In some implementations, wound dressing embodiments described herein are well-suited for sustained delivery of oxygen over the entire or substantially entire surface of the wound. One or more of the transmission layer (or the ADL), through hole, and perforated wound contact layer can facilitate delivery of oxygen from the oxygen source over the entire or substantially entire surface of the wound. In addition, one or more of the transmission layer (or the ADL), the absorbent layer, and moisture vapor permeable backing layer can facilitate efficient removal of fluid from the wound so that oxygen can be more effectively delivered to the wound. Accordingly, wound dressing embodiments described herein can help keep the wound moist to facilitate dissolution of oxygen, while substantially preventing fluid pooling which adversely impacts dissolution of oxygen. The filter (or one-way valve as described herein) can facilitate protecting the oxygen source from wound fluid. Further, the pressure sensitive adhesive of the wound contact layer can provide a lasting, gas-tight seal over the wound. The pressure sensitive adhesive can be silicone acrylic, acrylic adhesive, or the like. In addition, adhesive on the backing layer, fixation strips, or the like can provide an additional or alternative gas-tight seal.
In certain embodiments, a gasket can additionally or alternatively be used to achieve a gas-tight seal. The gasket can be positioned on the backing layer. The gasket can be formed from hydrocolloids, hydrogels, or the like.
Oxygen Therapy in Combination with Negative Pressure
In certain implementations, negative pressure wound therapy can be additionally or alternatively used with oxygen therapy. In some embodiments, negative pressure can be delivered sequentially or simultaneously with oxygen therapy. A negative pressure source can be fludically connected to the wound dressing via another orifice or port in the dressing as described herein. A fluidic connector, such as any of the connector described herein, can be used to connect the pump the dressing. Alternatively, a Y-connector can be utilized to connect both the pump and the oxygen source to the wound dressing via a single orifice. Additional embodiments of fluidic connections are described in U.S. Pat. No. 9,061,095, titled “Wound dressing and method of use,” issued on Jun. 23, 2015, the disclosure of which is hereby incorporated by reference in its entirety.
A negative pressure source can include a pump. The pump can be actuated by one or more of a piezoelectric transducer, voice coil actuator, motor, hand or foot operated mechanism, or the like.
The pump may comprise a canister or other container for the storage of wound exudates and other fluids that may be removed from the wound. A canister or container may also be provided separate from the pump. In some embodiments, the pump can be a canisterless pump such as the PICO™ pump, as sold by Smith & Nephew.
In some embodiments, sequential oxygen and negative pressure therapy cycles between periods of oxygen delivery and periods of applying negative pressure. Respective therapies can be applied over any suitable time duration to effectively facilitate wound healing.

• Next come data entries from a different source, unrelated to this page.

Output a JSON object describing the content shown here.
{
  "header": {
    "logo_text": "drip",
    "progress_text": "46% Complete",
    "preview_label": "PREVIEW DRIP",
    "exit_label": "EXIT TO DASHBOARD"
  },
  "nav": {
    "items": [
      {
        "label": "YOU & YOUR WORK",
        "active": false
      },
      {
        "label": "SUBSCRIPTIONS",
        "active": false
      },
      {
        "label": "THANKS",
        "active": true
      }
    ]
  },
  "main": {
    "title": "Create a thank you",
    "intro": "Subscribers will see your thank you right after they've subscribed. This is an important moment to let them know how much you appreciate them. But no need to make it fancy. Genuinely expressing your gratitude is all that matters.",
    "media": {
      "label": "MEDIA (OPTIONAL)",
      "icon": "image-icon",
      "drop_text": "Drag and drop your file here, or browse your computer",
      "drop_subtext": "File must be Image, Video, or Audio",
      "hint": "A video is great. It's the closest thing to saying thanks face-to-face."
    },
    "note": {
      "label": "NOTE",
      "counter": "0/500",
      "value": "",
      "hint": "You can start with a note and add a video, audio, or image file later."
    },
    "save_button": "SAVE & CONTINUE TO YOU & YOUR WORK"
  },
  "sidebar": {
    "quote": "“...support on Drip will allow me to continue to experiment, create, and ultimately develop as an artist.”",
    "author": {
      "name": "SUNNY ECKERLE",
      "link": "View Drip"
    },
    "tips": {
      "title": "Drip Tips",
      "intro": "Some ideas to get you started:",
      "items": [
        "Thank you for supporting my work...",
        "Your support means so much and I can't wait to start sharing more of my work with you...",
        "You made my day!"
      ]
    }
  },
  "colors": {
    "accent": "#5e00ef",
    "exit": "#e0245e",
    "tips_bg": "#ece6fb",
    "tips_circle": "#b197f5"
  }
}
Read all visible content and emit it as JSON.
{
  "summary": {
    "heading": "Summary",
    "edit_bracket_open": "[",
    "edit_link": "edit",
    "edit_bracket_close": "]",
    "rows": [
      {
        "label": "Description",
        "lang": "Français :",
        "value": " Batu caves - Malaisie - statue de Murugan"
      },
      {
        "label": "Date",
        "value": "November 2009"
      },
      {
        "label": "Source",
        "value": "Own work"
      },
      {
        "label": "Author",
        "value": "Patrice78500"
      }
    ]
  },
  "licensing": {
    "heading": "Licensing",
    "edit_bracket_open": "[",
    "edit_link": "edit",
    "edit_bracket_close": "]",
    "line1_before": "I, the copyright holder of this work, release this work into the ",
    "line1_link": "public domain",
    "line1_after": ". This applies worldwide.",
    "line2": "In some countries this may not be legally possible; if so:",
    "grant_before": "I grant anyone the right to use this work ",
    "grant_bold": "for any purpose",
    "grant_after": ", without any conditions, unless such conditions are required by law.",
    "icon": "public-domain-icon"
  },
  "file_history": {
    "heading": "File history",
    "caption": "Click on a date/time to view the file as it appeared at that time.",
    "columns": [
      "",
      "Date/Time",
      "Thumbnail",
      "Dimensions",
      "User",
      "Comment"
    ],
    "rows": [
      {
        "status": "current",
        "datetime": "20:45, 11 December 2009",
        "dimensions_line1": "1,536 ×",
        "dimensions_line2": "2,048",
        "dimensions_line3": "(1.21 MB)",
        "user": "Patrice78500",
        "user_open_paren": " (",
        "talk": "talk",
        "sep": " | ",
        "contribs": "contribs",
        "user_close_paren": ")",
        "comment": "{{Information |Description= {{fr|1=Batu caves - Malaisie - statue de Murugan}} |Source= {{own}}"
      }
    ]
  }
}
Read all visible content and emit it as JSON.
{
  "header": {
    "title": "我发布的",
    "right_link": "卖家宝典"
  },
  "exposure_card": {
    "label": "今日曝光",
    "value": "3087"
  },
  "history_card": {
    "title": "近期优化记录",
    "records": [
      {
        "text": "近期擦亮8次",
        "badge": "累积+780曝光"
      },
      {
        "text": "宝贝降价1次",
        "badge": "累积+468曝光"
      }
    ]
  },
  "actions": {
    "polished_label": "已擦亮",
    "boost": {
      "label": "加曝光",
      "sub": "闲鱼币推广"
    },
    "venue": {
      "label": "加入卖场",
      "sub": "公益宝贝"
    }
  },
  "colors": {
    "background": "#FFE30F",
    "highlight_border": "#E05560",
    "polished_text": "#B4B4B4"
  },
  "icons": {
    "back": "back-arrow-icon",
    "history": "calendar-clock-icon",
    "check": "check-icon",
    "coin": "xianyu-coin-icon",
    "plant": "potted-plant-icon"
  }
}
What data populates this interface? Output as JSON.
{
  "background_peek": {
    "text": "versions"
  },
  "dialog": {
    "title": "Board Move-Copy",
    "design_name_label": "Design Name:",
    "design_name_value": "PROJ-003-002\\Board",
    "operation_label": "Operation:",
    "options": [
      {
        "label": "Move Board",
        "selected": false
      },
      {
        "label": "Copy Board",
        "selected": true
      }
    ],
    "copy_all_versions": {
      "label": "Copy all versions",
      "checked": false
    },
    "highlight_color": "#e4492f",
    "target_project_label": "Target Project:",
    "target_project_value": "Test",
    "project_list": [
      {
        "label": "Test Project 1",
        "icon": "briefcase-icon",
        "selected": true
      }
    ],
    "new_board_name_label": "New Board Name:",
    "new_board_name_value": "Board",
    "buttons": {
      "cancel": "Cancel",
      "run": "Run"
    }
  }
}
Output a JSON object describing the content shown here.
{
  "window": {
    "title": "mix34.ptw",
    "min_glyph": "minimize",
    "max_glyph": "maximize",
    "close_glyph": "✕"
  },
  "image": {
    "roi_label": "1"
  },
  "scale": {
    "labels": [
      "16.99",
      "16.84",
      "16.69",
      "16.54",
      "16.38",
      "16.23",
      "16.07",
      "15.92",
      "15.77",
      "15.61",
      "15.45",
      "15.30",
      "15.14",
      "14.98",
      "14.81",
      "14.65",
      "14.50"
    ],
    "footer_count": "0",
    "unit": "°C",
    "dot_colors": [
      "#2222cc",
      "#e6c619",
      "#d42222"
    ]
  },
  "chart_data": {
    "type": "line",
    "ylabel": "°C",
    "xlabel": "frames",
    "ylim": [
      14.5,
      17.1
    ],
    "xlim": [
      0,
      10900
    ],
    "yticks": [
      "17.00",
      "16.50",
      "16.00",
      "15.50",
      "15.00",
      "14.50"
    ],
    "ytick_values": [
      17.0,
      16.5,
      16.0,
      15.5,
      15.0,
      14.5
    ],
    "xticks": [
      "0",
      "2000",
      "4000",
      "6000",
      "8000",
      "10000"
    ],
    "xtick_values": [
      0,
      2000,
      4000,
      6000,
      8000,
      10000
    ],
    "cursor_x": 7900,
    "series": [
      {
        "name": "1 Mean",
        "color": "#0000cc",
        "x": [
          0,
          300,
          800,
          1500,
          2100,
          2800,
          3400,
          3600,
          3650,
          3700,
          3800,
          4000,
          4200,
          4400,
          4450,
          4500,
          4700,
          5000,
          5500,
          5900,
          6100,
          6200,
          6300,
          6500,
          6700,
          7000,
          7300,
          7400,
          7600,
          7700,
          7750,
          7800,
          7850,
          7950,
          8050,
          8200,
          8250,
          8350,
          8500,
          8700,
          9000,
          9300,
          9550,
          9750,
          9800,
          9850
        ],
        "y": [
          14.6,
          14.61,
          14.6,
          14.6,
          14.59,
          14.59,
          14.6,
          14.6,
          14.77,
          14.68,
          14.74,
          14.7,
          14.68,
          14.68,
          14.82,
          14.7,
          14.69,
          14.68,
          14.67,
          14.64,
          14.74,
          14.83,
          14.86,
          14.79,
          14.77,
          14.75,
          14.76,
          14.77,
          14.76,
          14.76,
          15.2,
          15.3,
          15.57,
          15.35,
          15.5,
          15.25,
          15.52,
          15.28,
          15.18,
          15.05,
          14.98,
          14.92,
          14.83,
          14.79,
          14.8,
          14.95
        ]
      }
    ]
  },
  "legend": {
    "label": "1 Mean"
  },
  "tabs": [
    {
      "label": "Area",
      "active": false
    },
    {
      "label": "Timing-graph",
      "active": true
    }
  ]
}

In certain implementations, simultaneous oxygen and negative pressure therapy can be utilized. This may be accomplished with the use of multiple ports for oxygen delivery and negative pressure application respectively. In some cases, oxygen can be delivered at 100% of target pressure (such as, 20 mmHg), while negative pressure can be delivered at less than 100% of target pressure, such as, at 80% of target pressure (or less or more than 80%). Target negative pressure can be selected or preset. For example, target negative pressure can be −80 mmHg. In certain situations, both therapies can be delivered at 100% of target pressure levels. In some embodiments, oxygen therapy can be delivered at less than 100% of target pressure, while negative pressure can be delivered at 100% of target pressure.
In some embodiments, oxygen can be delivered at a selected flow rate while applying a target negative pressure, such as −80 mmHg or another suitable level. Flow rate of oxygen can be selected to provide a suitable level of positive pressure into the fluid flow path to facilitate movement of fluid through the fluid flow path, which can prevent or reduce stagnation of the flow. In other words, flow rate of oxygen can be selected to provide a suitable controlled gas leak. Flow rate of oxygen can be selected to achieve a balance between the oxygen therapy, which supplies positive pressure, and negative pressure therapy. Flow rate of oxygen can be selected based on one or more of volume of the wound dressing, volume of the tubing or lumen(s) in the fluid flow path, rate of flow provided by the negative pressure source (which may depend on the target pressure), volume of a canister (if present), or the like. In such embodiments, oxygen can be delivered at or close to 100% of target pressure, which can help facilitate better absorption by the wound.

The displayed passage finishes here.